Gloating your happiness to peers may make you seem like you are bragging - keeping a modest touch with peers or aquaintences is probably a good thing. However, your true friends are the ones that will share in your happiness...That is why surrounding yourself with great friends is a good therapy.

May 7, 2009 8:51 am

Hi Matt --
I definitely agree that surrounding yourself with great friends is good therapy. I didn't always have that in my life, but am happy to say that I do now.
Cheers & thanks for reading =)
Vi

May 7, 2009 9:14 am

I don't think its healthy to suppress your happiness and achievements, but its also not healthy to run around telling everyone about how well you are doing. Don't be afraid to be happy because it might hurt someone else, but don't run around gloating to everyone you meet.

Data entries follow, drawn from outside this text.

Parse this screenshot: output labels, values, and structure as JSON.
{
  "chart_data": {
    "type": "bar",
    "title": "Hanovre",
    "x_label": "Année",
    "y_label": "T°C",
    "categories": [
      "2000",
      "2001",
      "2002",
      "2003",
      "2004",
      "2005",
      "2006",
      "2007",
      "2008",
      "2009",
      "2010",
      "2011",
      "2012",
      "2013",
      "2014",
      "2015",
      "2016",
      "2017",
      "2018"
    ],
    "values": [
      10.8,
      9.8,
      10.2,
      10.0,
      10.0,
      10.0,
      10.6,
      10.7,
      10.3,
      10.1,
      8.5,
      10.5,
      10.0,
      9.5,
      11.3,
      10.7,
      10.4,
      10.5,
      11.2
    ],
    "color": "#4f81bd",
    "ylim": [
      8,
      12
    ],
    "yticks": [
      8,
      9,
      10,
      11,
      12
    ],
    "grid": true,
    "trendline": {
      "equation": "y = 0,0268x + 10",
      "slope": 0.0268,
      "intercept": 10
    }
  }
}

I also think its useful, for me at least, to take a step back from trying to be happy and just doing what makes you happy. For me, its less reading self help books and watching inspirational movies and more getting out and doing things in both my professional and social life. I know it makes me happier to get out and take a bike ride or see a movie with friends, rather than look for inspiration in books or movies written by others.

Tiffany Joiner
May 7, 2009 9:50 am

I too grew up suppressing my achievements b/c my friends and I were not on the same level scholastically. Although I was in classes were my peers were on my level, our achievements were downplayed b/c it was expected of us. But even in my adult life I downplay my own happiness and celebrate others with a bang. If I passed a test in HS I was happy but when a friend passed I was ecstatic and encouraging. See the difference. So although I'm not afraid of it I do have issues acknowledging its significance and impact for myself. I guess I expect too much from myself and not enough from others. Nice post!

May 7, 2009 10:02 am

I think people like you (and me) enjoy the chase. We like goals and always want something to look forward to.

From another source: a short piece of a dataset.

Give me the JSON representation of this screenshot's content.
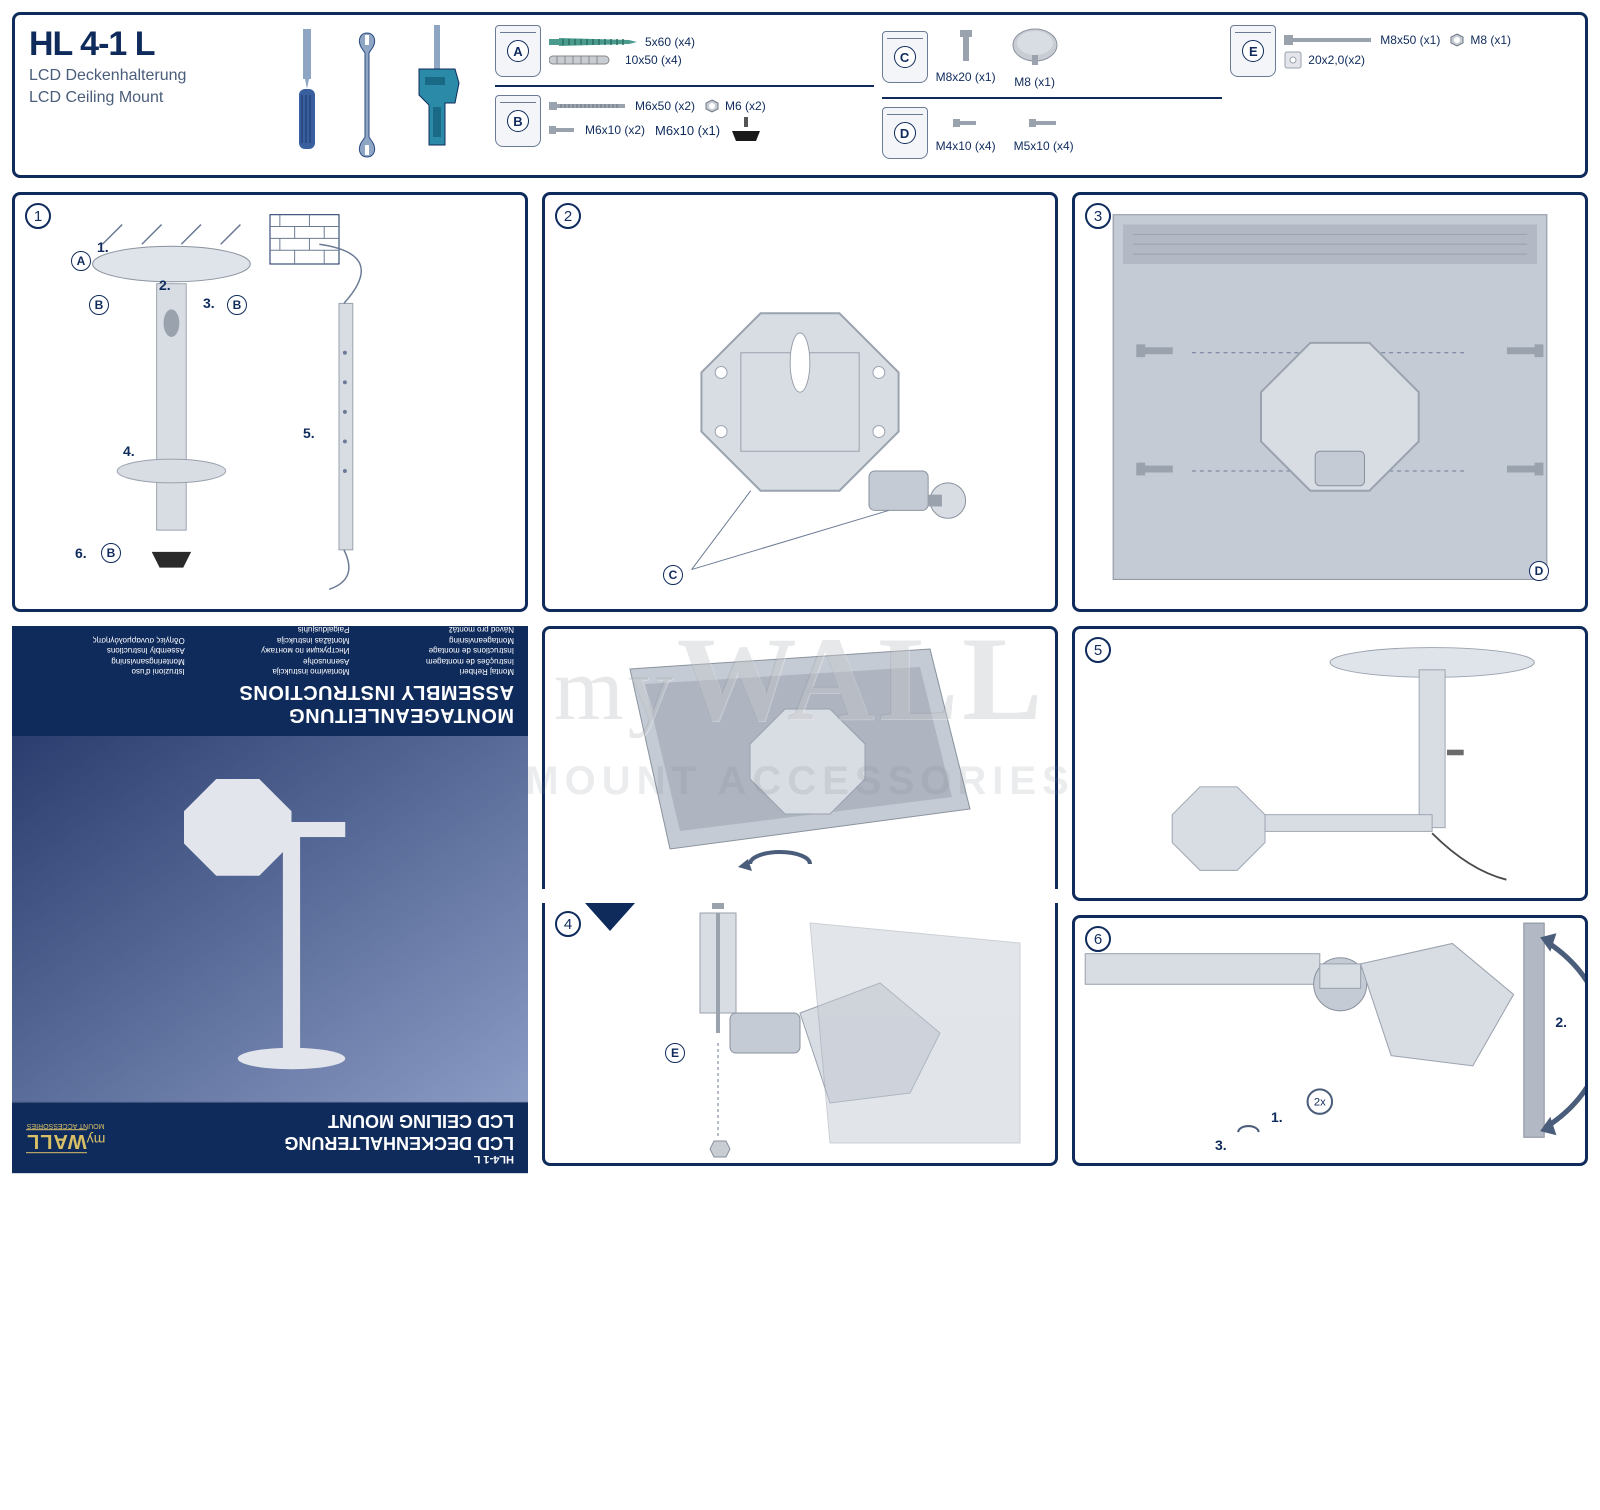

I don't think that I'm afraid of happiness. I'm using it as a reachable goal that is ever changing. I might be afraid if I reached it too soon because then would think something was wrong!

great post :)

May 7, 2009 12:32 pm

Nathan -- Yes, I agree with you that more doing, less reading/thinking is really great advice.

Tiffany -- Thanks for sharing! I'm glad to know that I'm not the only one with this experience.

Andy -- Thanks for reminding me that the journey is more important than the destination.